I sent you 5€ via paypal for your great service 🙂
Letter 11 – Unknown Weevil from India
Subject: Unique Insect
Location: Western India
June 3, 2015 11:19 am
Today evening, I spotted am extremely unique insect in my apartment. Due to there being a forested area near my residence, insects are frequently visitors.
However I have never seen anything like this before. I have been unable to locate anything similar online.
I would like to bring your attention to it. It may be an undiscovered species.
The insect was roughly 5 cm long. It was not moving, even when I blew air on it. When I picked it up using a piece of paper, if clung to it. I dropped him back into the forested area.
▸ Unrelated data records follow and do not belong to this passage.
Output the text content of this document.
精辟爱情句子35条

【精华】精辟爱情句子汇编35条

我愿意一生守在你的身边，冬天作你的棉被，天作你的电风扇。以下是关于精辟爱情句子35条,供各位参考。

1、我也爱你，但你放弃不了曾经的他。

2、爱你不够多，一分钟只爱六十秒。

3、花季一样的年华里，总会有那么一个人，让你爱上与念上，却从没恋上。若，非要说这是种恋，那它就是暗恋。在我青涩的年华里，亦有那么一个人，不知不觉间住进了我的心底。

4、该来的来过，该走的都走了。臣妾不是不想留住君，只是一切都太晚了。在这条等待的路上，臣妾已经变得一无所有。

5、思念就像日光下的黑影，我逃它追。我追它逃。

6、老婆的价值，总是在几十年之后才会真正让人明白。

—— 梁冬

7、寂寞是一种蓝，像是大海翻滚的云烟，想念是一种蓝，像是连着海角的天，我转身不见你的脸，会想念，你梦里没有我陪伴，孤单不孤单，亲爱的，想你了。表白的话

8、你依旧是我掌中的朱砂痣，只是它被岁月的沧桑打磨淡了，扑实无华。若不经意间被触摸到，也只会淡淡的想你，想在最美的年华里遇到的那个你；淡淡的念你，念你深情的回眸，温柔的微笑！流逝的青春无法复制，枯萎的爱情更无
I would really like if you could identify it for me. Looking forward to hearing from you.
This is some species of Weevil, a member of a very large family of beetles. We tried unsuccessfully to identify it online, and we hope to get some assistance from our readership, but we are postdating this submission to go live in mid June while we are out of the office.
Letter 12 – Weevil from Madagascar: Rhytidophloeus rothschildi
Subject: Large Weevil from Madagascar
Location: Ifaty Spiny Forest, Madagascar
February 27, 2017 10:53 pm
Here’s a photo of a large (>1″) weevil. Any ideas as to species?
Signature: R Lockett
Dear R Lockett,
Like you, we have not had much luck finding out a species name, and the closest visual match we found in our brief web search was this FlickR image of a much darker colored, unidentified Weevil from Madagascar, however, the markings on the legs do look quite similar, which causes us to speculate that perhaps this is a species that shows much variability in its markings.
Update from Cesar Crash who identified Rhytidophloeus rothschildi
Cesar provided us with a link to FlickR that identifies Rhytidophloeus rothschildi.